- Ursula von der Leyen, presidente da Comissão Europeia, sobreviveu a uma moção de censura no Parlamento Europeu em 10 de agosto.
- A proposta, liderada por partidos de extrema direita, foi rejeitada por 360 votos, enquanto 175 eurodeputados apoiaram o afastamento e 18 se abstiveram.
- A votação refletiu a insatisfação com suas políticas, especialmente em relação à imigração e ao apoio a extremistas.
- Von der Leyen enfrenta crescente descontentamento entre partidos tradicionais, que expressaram frustração com suas concessões a nacionalistas.
- Durante o debate, ela negou irregularidades em sua gestão e criticou a proposta como parte de uma luta entre democracia e antiliberalismo.
Ursula von der Leyen, presidente da Comissão Europeia, sobreviveu a uma moção de censura no Parlamento Europeu nesta quinta-feira (10). A proposta, liderada por partidos de extrema direita, foi rejeitada por 360 votos, enquanto 175 legisladores apoiaram o afastamento e 18 se abstiveram.
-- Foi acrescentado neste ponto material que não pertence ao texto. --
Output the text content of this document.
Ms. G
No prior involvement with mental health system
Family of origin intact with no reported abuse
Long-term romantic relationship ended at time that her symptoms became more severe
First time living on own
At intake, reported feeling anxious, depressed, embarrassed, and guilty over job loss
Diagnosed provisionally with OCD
A votação, que contou com a presença de 553 dos 719 eurodeputados, refletiu a insatisfação com as políticas de Von der Leyen, especialmente em relação à imigração e ao apoio a extremistas.
A rejeição da moção não garantiu a estabilidade de Von der Leyen, que enfrenta crescente descontentamento entre partidos tradicionais, como conservadores e sociais-democratas. Esses grupos, que a apoiaram em sua recondução ao cargo há quase um ano, expressaram frustração com suas concessões a nacionalistas e extremistas. A premiê italiana, Giorgia Meloni, se reuniu com Von der Leyen em uma conferência sobre a reconstrução da Ucrânia, evidenciando a pressão política que a presidente da Comissão enfrenta.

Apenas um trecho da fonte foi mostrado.